FIG. 4 shows another example of an electron gun for a cathode ray tube according to the present invention. This electron gun has four stacked electrodes 41, 4.
2, 43 and 44, these electrodes comprising connecting elements 41A, 42A, 43A and 44A, respectively. During operation, the voltages V ₁ and V ₂ (V ₁ <V
₂ ) respectively, the voltage V ₁ is supplied to the electrodes 41 and 43, and the voltage V ₂ is supplied to the electrodes 42 and 44. The width of the connecting elements 41A and 43A is made larger than the width of the connecting elements 42A, 43A and 44A. In this example, the connection element 4
The width of 1A and 43A is 8 mm, and the connecting elements 42A and 4A
The width of 4A is 5mm. The difference in width between the connecting elements is preferably larger than the distance between the connecting elements when viewed in the direction along the electron beam.

In the cathode ray tube according to the present invention, electron hopping, which tends to occur between the connecting elements, is substantially reduced or eliminated, so that damage to the electron gun and reduction in contrast do not occur or are considerably reduced. Another advantage resides in increased electron gun sparking. In the normal manufacturing process of electron guns, the electrodes are sparked. Therefore, an extremely high voltage difference is generated between the electrodes. This causes flashover between the electrodes. This leaves burr and loose particles from the electrode. Flashover between connecting elements during sparking has two adverse effects. First, there is little or no flashover between the electrodes, and secondly, loose particles are formed. With the cathode ray tube according to the invention, the risk of flashover between the connecting elements is reduced. The present invention is not limited to the examples described above, and it goes without saying that many modifications can be made.

[Brief description of drawings]

FIG. 1 is a partial perspective view of a cathode ray tube.

FIG. 2 is a partial perspective view of an electron gun.

FIG. 3 is a side view showing in detail a part of the electron gun.

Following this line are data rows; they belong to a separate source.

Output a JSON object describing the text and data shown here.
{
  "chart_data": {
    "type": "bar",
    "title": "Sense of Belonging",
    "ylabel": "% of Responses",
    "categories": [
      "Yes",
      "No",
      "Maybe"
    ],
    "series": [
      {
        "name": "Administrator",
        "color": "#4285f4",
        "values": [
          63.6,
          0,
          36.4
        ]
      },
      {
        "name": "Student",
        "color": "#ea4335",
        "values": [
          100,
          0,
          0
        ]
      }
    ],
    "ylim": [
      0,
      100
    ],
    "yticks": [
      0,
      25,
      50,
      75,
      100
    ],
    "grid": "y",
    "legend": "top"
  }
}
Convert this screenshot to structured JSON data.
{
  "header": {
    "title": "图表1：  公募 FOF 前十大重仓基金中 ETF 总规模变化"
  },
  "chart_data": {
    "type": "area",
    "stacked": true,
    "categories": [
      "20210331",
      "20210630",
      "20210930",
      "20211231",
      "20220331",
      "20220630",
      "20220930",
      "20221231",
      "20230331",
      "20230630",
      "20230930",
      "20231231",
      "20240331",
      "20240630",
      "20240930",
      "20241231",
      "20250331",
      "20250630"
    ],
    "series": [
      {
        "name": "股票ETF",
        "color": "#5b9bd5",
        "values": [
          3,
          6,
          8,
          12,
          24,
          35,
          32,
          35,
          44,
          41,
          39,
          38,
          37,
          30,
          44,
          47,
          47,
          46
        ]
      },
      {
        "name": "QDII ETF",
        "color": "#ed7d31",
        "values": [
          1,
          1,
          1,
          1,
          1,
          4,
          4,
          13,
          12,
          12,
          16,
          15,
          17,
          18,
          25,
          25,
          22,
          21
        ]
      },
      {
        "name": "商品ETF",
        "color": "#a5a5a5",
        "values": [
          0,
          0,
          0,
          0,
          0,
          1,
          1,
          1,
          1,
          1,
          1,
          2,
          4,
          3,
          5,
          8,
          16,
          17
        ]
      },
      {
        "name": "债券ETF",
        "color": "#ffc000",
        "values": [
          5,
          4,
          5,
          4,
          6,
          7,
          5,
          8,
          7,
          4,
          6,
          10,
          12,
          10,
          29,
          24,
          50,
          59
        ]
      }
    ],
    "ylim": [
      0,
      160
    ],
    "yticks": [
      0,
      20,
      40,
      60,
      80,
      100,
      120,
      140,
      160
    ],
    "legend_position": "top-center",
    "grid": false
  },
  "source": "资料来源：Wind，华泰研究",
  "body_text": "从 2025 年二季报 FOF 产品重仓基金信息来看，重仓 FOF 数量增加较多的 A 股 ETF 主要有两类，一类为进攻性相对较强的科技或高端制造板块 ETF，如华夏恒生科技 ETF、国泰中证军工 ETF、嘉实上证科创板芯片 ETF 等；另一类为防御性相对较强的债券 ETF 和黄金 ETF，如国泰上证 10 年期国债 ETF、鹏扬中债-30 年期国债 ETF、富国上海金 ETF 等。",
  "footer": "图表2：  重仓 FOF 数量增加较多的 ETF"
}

FIG. 4 is a sectional view showing in detail a part of another example of the electron gun.

[Explanation of symbols]

 1 cathode ray tube 2 exhaust container 3 display window 4 cone 5 neck 6 electron gun 10 light emitting screen 12 shadow mask 14 voltage supply means 21, 27, 29, 31 common electrode 22, 23, 24 cathode 25, 28, 30, 32 connection element 26 Support 34 Bracket 35 Feed-through pin 36, 37, 41, 42, 43, 44 Electrode 38, 39, 41A to 44A Connection element

Claims (3)

[Claims] 1. A cathode ray line comprising a display screen, an electron generating means, an electron gun having a large number of electrodes and a support made of an insulating material, the electrode being provided with a connecting element fixed to the support. In the tube, the electron gun comprises a pair of electrodes arranged one behind the other, the connecting elements of these electrodes extending in a plane transverse to the electron beam, of the connecting elements of one of the pair of electrodes. A cathode ray tube having a width different from a width of a connecting element of the other electrode of the electrode pair. 2. The cathode ray tube comprises means for supplying a voltage to said electrode pair, and the voltage supplied to the electrode having the widest connecting element during operation is the narrowest connecting element. The cathode ray tube according to claim 1, wherein the voltage is set to be lower than the voltage supplied to the electrodes included therein. 3. The cathode ray according to claim 1, wherein a difference in width between the connecting elements is set to be larger than a distance between the connecting elements viewed in a direction along the support. tube.